We have a working prototype in Google Cloud DataLab where we have made extensive use of the %%bq 'magics' to build up a parameterized query using various UDFs.

So something like:

customFn1 = bq.UDF("customFn1",theJsCode1,theDataTypeDef1,params=paramDefs1)
customFn2 = bq.UDF("customFn2",theJsCode2,theDataTypeDef2,params=paramDefs2)

then:

%%bq query --name finalQry --udfs customFn1 customFn2
SELECT 
     customFn1(bell, whistle) AS Output1,
     customFn2(rank,serialNo) AS Output2
FROM
     myImaginaryTable
WHERE
    id < @param1 AND id > @param2

then:

%%bq sample -q finalQry 
parameters:
   - name: param1
     type: STRING
     value: "ab1"
   - name: param2
     type: STRING
     value: "ab3"

We'd like to start working towards deploying this prototype and need to access the final query text to use in our production code (which will, in due course, be called through the API).

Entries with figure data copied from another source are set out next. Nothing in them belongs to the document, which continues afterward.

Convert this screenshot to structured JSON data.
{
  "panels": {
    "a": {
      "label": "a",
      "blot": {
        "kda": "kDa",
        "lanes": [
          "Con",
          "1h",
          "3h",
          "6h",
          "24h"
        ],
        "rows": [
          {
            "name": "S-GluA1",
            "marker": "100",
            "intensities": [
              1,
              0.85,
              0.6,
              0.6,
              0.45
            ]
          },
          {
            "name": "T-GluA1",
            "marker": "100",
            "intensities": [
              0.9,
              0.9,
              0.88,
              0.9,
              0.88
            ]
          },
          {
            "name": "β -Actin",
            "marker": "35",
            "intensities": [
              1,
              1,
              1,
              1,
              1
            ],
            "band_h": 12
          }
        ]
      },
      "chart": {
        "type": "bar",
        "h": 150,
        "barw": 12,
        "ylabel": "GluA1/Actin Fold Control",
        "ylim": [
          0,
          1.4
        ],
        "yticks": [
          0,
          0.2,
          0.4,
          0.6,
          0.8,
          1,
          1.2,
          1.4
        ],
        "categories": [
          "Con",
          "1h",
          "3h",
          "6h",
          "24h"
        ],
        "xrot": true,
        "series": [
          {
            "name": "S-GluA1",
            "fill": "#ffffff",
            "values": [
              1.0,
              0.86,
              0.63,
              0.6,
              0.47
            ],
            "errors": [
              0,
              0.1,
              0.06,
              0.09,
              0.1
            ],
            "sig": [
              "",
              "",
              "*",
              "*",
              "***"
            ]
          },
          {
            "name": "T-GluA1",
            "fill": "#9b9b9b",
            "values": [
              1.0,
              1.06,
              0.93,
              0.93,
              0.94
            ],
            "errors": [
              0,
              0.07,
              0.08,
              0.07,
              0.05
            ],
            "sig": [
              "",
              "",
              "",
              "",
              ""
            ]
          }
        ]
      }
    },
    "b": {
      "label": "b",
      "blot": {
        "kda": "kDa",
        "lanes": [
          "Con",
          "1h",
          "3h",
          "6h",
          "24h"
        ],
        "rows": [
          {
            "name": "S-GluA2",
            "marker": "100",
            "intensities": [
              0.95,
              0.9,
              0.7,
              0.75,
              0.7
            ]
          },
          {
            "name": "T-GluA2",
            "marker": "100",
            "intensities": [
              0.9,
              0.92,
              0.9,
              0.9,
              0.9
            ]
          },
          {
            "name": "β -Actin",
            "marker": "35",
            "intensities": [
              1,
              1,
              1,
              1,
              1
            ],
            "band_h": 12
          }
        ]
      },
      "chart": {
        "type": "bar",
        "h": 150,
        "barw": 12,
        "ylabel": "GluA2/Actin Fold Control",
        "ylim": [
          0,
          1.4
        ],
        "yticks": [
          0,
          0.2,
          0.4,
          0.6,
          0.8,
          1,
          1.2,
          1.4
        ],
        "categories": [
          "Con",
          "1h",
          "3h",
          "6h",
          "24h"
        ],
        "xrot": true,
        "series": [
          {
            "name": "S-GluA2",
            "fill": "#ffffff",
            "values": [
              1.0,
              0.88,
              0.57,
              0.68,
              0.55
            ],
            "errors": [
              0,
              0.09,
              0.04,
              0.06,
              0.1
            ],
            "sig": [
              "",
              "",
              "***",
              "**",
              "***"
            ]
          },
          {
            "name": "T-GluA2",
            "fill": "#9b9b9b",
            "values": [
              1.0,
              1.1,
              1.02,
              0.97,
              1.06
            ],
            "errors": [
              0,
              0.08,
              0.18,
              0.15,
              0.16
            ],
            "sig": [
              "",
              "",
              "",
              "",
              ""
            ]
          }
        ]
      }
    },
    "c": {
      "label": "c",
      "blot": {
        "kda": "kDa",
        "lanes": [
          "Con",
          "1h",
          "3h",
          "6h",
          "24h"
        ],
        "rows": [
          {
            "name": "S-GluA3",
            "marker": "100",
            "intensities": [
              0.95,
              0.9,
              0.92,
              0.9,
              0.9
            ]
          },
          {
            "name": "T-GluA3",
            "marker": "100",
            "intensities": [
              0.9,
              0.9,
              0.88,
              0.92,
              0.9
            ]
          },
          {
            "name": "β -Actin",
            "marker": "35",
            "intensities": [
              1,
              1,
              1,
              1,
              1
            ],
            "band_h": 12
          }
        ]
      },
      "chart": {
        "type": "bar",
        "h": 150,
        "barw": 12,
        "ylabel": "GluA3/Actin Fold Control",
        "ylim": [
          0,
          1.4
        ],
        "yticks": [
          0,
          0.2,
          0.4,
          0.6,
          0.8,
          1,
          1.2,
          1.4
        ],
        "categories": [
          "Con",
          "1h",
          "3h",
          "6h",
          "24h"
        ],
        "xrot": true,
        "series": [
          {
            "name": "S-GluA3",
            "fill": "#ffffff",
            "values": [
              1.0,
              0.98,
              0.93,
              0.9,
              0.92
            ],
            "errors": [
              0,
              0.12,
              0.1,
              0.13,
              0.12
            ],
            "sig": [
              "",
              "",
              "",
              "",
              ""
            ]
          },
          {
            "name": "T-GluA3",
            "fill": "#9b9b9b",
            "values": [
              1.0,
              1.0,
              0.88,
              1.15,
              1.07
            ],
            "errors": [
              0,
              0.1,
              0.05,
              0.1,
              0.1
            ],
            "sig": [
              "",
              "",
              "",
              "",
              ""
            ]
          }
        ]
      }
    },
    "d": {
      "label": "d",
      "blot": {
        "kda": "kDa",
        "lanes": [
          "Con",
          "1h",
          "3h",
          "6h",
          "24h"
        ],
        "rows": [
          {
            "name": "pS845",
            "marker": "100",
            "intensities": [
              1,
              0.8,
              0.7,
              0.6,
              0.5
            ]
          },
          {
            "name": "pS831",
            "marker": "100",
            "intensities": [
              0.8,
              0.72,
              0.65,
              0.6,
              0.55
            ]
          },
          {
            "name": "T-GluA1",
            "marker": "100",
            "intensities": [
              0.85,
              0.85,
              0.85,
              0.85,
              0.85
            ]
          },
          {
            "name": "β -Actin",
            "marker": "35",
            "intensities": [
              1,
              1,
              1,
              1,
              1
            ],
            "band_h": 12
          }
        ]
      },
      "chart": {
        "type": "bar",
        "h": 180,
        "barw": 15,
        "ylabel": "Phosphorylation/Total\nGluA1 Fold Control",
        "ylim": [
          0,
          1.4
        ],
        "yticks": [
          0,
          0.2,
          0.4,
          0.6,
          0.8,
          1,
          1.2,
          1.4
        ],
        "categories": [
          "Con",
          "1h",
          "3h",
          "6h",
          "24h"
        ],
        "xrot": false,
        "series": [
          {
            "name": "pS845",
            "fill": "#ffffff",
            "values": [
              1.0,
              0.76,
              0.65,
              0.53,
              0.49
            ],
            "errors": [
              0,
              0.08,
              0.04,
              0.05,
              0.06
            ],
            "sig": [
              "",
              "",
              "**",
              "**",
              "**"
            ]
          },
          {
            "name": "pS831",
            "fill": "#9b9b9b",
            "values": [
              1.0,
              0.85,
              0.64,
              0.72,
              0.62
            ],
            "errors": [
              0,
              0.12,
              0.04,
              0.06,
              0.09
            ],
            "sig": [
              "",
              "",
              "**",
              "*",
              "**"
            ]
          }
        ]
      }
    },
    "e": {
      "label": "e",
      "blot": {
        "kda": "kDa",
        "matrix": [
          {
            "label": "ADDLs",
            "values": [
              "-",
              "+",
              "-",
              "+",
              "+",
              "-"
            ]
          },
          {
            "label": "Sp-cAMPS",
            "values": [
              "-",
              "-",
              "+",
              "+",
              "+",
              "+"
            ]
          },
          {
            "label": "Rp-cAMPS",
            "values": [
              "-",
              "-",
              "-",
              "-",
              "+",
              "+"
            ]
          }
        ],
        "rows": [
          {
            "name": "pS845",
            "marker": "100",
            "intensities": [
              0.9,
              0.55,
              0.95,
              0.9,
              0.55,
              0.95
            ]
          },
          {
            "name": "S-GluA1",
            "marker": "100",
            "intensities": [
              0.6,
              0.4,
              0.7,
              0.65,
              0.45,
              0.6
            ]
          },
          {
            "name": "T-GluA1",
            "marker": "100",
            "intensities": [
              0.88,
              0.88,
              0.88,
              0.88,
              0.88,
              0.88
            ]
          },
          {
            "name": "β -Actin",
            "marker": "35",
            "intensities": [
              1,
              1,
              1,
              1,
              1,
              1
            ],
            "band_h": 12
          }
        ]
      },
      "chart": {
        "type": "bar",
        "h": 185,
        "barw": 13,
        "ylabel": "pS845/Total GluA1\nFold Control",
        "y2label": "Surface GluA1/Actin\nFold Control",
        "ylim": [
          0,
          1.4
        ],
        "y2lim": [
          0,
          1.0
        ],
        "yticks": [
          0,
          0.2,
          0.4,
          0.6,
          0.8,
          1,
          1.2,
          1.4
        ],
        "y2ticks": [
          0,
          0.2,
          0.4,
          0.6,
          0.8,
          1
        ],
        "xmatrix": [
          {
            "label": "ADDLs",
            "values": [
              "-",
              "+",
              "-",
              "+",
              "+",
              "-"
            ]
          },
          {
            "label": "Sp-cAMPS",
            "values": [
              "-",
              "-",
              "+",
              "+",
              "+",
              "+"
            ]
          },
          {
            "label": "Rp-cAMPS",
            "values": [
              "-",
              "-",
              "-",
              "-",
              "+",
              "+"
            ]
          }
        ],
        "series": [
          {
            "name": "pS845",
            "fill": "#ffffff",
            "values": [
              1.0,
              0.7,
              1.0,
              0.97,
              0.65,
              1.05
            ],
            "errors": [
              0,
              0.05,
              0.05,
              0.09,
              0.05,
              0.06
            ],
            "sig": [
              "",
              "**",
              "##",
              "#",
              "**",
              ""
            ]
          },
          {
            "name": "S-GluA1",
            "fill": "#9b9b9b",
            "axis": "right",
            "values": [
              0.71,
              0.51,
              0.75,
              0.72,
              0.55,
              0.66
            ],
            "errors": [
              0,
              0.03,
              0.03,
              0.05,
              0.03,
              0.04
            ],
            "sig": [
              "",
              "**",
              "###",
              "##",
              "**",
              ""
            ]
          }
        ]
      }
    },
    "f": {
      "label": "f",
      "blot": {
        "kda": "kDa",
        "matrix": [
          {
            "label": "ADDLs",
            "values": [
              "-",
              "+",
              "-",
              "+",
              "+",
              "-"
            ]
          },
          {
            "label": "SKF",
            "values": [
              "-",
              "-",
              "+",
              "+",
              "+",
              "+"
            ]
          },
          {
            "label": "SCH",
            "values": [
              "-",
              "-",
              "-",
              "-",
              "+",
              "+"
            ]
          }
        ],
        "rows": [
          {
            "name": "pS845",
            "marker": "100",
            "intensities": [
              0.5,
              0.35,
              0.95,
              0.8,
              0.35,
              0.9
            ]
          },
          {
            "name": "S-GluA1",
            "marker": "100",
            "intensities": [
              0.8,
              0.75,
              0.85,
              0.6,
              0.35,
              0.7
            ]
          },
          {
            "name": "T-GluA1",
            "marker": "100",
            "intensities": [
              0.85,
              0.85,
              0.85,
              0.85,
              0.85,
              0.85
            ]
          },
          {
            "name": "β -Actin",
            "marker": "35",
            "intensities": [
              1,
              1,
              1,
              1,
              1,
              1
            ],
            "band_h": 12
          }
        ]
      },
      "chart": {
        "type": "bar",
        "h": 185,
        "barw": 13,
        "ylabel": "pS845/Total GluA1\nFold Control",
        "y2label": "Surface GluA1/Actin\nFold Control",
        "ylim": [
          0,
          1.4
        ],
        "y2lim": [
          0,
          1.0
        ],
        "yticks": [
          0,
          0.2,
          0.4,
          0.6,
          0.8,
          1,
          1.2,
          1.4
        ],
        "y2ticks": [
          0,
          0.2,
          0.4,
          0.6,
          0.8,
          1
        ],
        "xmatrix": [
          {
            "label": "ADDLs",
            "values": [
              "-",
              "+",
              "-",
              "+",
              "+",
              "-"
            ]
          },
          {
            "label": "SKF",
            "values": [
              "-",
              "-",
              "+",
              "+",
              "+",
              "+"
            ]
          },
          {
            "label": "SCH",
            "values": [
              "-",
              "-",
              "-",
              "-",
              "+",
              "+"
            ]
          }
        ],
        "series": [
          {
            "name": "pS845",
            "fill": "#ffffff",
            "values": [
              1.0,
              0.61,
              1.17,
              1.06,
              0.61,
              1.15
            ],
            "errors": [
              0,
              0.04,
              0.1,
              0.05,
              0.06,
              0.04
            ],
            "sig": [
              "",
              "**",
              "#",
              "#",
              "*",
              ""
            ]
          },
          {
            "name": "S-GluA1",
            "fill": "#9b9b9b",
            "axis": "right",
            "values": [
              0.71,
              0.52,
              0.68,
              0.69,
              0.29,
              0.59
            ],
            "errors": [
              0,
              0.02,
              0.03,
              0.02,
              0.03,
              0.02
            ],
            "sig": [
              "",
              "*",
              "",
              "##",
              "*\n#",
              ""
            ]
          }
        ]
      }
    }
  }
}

I know that GC datalab is doing some work behind the scenes to compose this query (our real world example is much more complex) which I need to replicate in our code.

it would be really useful if I could get access the actual query string GC datalab generates after it has composed the udfs, replaced the parameters, etc. ? I could do it manually with a shedload of copying and pasting, etc. but it would be super-useful if I could automatically access this final query string somewhere?

I have had a read at the docs here: http://googledatalab.github.io/pydatalab/datalab.bigquery.html but cannot seem to find what I need. Can anyone help?

1

1 Answers

3
votes

Have you tried finalQry.sql? This will give you the query's SQL string. However, this will be before any parameter substitution, since this happens at execution time (your sample call in this case).

See http://googledatalab.github.io/pydatalab/datalab.bigquery.html#datalab.bigquery.Query.sql

If you think getting the SQL string after substitution is a useful feature, you can open a feature request on the Github repo.